Everyone is into school reform these days, and everyone has good intentions. Schools and teachers talk about how they're trying different things; every educational symposium features sessions about their innovations, with sympathetic audiences crediting the speakers for trying to "do something."
And it turns out, according to a very big new study, written about here in Education Week, that all this freelance innovation may not be as effective as following very specific scripts.
Thirteen years ago, researchers from the Consortium for Policy Research in Education set out to study three packaged school reform curricula: Success for All, America's Choice and Accelerated Schools. Success for All features scripted lessons which tell teachers exactly how to teach a concept. Accelerated Schools allows teachers to devise lessons, with guidance toward outcomes. America's Choice is somewhere in the middle. After studying the achievement of thousands of students at hundreds of schools, the researchers found that Success for All outranked the others. While the Accelerated School teachers felt they had far more autonomy in their classroom, this autonomy translated into not being very effective, or at least doing no better than the control schools. The Success for All scripts, on the other hand, raised achievement levels of the average participating student from the 40th to the 50th percentile over 2.5 years.
This is a fascinating result and, if you are a teacher, a wee bit tough to swallow. We think of teaching as a profession, benefiting from a personal, charismatic touch. It's somewhat akin to how we think of medicine. And there's a parallel to the dust-up going on among doctors with the whole evidence-based medicine announcements coming down from various task forces. In this morning's USA Today, for instance (right next to one of my op-eds!) there is a column from Dr. Marc Siegel at NYU complaining about the U.S. Preventive Services Task Force, which recently recommended against annual mammograms for women over age 40. Dr. Siegel writes that "Today I use my own checklist based on 20 years in practice." This involves sending women who are over age 40 for mammograms. He is sure that this is the right thing to do (and hence is writing an op-ed complaining about being told not to do it) but the reality is, based on the evidence, it isn't. That's exactly what the task force was "tasked" with figuring out. But he's a professional! He knows what's right based on 20 years in practice! Hence the title, "Task-force thinking doesn't deliver my kind of medicine."
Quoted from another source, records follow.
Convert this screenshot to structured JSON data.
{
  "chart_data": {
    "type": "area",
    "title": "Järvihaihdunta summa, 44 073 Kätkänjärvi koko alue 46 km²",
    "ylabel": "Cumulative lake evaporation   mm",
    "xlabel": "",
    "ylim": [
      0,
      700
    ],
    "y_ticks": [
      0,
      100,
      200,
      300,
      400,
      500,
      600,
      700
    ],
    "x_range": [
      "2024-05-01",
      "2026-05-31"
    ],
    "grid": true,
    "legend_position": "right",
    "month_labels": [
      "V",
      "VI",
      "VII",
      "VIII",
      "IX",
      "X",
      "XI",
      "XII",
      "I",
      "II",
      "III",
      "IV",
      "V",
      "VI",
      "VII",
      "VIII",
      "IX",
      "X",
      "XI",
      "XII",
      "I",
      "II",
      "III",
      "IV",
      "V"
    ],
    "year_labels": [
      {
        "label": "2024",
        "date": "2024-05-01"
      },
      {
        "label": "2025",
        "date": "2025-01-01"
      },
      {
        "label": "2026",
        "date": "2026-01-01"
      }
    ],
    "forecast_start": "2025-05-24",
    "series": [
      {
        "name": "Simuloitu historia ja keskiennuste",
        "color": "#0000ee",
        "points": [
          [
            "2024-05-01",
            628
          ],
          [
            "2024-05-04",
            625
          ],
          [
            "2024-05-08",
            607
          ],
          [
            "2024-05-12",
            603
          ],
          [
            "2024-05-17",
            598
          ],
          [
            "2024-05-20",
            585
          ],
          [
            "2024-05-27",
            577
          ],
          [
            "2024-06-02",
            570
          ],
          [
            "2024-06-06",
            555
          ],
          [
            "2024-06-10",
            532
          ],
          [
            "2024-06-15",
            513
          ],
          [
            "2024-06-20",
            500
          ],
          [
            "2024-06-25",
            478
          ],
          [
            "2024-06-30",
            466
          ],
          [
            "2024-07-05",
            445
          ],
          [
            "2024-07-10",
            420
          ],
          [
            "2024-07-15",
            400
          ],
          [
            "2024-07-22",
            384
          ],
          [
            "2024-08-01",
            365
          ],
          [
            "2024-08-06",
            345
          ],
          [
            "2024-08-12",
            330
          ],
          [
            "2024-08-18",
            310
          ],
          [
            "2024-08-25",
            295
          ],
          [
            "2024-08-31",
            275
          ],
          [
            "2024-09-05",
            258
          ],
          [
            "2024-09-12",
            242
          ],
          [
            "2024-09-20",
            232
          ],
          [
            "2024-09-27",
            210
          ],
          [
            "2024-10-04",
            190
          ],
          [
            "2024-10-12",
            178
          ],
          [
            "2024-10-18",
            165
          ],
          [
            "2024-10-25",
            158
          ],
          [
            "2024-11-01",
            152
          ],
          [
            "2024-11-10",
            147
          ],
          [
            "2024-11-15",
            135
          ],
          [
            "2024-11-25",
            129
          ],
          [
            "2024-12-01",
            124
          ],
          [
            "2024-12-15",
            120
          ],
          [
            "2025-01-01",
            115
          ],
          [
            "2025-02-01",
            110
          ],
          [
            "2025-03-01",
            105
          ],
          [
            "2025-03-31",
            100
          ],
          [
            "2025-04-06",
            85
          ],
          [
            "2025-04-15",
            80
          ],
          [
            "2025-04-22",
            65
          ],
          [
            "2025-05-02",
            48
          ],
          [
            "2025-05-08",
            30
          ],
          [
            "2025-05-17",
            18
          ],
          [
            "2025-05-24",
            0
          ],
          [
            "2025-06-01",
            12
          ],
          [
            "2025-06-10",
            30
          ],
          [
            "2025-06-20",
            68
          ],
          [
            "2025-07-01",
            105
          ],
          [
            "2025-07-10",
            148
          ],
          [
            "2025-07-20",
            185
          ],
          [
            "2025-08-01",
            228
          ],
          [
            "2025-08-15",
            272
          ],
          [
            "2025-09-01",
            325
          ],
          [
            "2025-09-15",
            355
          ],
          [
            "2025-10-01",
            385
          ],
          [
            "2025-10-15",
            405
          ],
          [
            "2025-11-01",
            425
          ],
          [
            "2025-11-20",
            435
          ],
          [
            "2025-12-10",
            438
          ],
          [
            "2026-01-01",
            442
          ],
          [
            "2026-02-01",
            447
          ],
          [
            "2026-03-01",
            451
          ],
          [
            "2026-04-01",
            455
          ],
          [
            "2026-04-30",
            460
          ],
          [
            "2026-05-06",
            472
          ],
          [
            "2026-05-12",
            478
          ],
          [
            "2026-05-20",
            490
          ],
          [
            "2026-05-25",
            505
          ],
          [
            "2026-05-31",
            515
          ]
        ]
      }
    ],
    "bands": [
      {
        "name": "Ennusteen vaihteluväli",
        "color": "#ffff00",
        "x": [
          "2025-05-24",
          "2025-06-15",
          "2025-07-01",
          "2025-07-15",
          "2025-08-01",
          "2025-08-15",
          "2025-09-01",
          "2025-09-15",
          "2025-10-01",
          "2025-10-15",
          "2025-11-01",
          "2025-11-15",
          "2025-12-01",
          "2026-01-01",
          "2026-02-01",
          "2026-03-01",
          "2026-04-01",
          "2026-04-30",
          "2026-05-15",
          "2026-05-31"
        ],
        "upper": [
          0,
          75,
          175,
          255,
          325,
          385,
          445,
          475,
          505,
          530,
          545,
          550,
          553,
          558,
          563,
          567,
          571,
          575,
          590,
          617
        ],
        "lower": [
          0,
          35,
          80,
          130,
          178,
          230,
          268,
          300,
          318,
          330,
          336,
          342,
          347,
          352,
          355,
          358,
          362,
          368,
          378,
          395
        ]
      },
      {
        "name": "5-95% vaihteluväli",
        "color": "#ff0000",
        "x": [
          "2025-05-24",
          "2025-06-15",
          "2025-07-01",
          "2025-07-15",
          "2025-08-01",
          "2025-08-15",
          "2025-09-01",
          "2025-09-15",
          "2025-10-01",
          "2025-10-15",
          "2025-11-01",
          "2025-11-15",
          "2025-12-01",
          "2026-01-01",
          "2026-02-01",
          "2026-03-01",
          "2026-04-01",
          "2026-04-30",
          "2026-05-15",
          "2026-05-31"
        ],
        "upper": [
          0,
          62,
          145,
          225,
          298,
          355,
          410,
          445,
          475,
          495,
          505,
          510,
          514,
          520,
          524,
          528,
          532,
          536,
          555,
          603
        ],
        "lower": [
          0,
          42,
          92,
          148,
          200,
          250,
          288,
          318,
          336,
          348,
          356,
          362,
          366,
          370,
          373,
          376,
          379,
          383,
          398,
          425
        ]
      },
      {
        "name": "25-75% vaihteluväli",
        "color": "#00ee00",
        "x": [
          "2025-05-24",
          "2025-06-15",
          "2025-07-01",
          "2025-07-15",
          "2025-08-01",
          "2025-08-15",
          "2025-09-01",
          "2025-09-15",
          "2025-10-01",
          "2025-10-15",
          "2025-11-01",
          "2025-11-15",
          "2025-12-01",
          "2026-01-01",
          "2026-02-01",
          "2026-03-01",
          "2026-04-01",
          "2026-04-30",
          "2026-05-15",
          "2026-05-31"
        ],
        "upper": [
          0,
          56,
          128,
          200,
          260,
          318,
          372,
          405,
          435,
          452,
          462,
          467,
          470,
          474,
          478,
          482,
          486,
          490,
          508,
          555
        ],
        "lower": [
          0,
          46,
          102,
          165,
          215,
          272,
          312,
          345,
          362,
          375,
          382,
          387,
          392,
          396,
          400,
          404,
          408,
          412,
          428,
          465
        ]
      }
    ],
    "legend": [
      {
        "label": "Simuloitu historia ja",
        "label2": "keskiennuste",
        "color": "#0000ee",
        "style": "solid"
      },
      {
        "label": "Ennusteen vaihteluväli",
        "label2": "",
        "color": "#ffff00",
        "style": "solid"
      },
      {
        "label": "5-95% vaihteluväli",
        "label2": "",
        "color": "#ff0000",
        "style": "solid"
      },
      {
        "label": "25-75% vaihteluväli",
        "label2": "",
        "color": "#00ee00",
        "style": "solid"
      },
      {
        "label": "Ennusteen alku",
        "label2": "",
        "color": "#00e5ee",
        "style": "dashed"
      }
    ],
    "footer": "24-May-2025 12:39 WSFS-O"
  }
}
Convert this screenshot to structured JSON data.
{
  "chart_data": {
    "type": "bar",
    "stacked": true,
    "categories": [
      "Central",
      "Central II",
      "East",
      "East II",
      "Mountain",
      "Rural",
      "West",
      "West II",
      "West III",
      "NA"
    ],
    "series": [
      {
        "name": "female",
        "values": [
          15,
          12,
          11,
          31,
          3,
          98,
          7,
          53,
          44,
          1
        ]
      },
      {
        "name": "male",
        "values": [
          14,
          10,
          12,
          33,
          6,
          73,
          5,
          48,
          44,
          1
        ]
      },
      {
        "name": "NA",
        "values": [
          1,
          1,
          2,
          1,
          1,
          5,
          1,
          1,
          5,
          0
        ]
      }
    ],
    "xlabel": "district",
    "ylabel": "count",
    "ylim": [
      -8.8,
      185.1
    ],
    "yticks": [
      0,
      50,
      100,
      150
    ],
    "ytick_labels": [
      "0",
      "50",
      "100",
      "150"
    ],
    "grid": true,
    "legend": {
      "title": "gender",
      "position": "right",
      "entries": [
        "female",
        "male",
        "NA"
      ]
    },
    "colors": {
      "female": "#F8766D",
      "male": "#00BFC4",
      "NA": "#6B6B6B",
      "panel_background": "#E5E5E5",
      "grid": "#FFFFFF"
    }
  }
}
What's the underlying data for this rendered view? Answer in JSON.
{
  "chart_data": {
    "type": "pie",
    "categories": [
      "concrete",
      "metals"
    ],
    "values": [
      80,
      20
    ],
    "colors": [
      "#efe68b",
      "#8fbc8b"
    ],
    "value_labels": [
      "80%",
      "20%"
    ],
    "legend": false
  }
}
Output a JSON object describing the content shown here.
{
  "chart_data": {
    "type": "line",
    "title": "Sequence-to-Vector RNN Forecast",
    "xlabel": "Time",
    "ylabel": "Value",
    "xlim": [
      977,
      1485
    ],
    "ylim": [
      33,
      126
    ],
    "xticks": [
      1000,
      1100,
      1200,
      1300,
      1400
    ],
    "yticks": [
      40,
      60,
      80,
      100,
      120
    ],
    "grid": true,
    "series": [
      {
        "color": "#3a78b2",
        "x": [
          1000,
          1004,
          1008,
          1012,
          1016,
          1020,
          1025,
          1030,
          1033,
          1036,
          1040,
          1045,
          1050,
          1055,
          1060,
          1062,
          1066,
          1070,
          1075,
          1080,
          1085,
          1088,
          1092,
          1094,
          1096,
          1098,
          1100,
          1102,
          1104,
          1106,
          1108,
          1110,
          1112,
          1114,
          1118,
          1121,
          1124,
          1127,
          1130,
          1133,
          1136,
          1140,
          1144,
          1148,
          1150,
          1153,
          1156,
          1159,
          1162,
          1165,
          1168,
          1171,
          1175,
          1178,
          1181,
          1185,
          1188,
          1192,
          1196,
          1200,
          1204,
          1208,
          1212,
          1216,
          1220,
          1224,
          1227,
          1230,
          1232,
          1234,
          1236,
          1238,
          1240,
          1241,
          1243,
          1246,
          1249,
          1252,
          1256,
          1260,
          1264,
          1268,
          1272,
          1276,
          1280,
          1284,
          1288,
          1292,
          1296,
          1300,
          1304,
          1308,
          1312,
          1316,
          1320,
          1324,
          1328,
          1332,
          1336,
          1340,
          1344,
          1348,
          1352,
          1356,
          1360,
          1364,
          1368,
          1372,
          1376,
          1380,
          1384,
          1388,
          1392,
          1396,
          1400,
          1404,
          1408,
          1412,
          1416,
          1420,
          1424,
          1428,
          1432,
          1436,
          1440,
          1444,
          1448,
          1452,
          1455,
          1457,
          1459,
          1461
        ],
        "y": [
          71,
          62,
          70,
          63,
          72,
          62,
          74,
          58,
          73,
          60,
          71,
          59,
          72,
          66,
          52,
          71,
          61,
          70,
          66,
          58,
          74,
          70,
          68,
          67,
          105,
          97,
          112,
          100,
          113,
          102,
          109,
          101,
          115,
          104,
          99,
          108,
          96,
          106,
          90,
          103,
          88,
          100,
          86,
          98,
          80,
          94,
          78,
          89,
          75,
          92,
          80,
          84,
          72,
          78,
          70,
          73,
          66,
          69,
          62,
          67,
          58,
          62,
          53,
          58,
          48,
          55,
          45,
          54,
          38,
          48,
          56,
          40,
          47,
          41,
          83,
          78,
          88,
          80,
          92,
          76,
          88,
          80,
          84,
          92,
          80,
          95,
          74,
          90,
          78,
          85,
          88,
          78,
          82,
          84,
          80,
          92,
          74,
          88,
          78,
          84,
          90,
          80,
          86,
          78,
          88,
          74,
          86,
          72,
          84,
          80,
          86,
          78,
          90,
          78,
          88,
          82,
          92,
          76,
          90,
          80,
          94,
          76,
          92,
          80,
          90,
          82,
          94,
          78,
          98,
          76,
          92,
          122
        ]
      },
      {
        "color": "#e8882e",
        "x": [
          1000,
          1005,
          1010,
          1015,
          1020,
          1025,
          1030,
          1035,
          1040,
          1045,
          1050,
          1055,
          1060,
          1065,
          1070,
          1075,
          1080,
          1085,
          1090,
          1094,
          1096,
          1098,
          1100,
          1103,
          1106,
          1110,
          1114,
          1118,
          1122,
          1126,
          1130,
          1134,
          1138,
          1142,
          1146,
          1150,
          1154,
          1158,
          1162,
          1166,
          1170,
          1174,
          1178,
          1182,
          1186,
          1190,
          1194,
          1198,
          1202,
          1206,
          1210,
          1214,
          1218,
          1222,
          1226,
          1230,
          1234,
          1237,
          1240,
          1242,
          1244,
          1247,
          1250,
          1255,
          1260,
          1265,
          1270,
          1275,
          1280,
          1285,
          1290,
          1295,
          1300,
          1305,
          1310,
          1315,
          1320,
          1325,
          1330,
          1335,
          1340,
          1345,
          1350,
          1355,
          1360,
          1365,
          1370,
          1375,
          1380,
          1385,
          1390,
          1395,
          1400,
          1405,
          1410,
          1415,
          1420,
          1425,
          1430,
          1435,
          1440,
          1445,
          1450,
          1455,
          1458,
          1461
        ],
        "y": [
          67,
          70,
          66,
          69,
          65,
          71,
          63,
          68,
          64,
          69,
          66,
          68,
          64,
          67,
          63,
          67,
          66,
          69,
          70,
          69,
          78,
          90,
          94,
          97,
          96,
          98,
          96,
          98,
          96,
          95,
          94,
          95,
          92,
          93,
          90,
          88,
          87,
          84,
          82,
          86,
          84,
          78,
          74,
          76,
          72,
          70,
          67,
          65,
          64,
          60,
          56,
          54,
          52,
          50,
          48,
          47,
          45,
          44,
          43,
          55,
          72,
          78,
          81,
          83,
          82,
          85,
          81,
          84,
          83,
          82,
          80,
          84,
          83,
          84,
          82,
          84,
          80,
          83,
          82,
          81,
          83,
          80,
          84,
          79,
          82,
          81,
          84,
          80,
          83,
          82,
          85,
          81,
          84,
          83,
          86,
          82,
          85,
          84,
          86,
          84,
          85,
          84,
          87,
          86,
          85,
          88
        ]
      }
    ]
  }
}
The same thing, apparently, happens in teaching. When you teach for 20 years, you know how to teach, right? Certainly you know better than a scripted curriculum package... except that for the average teacher, that's not what this study seems to be saying. And just as doctors often object to standardization programs (for surgery, procedures, etc.) that try to turn them into robots, I don't think teachers like them either. But it raises the question in both areas: if the results are better (and there's no doubt that doctors following strict procedural guidelines make fewer errors), is it worth the cost? Nobody likes unhappy teachers or doctors. But we like results too.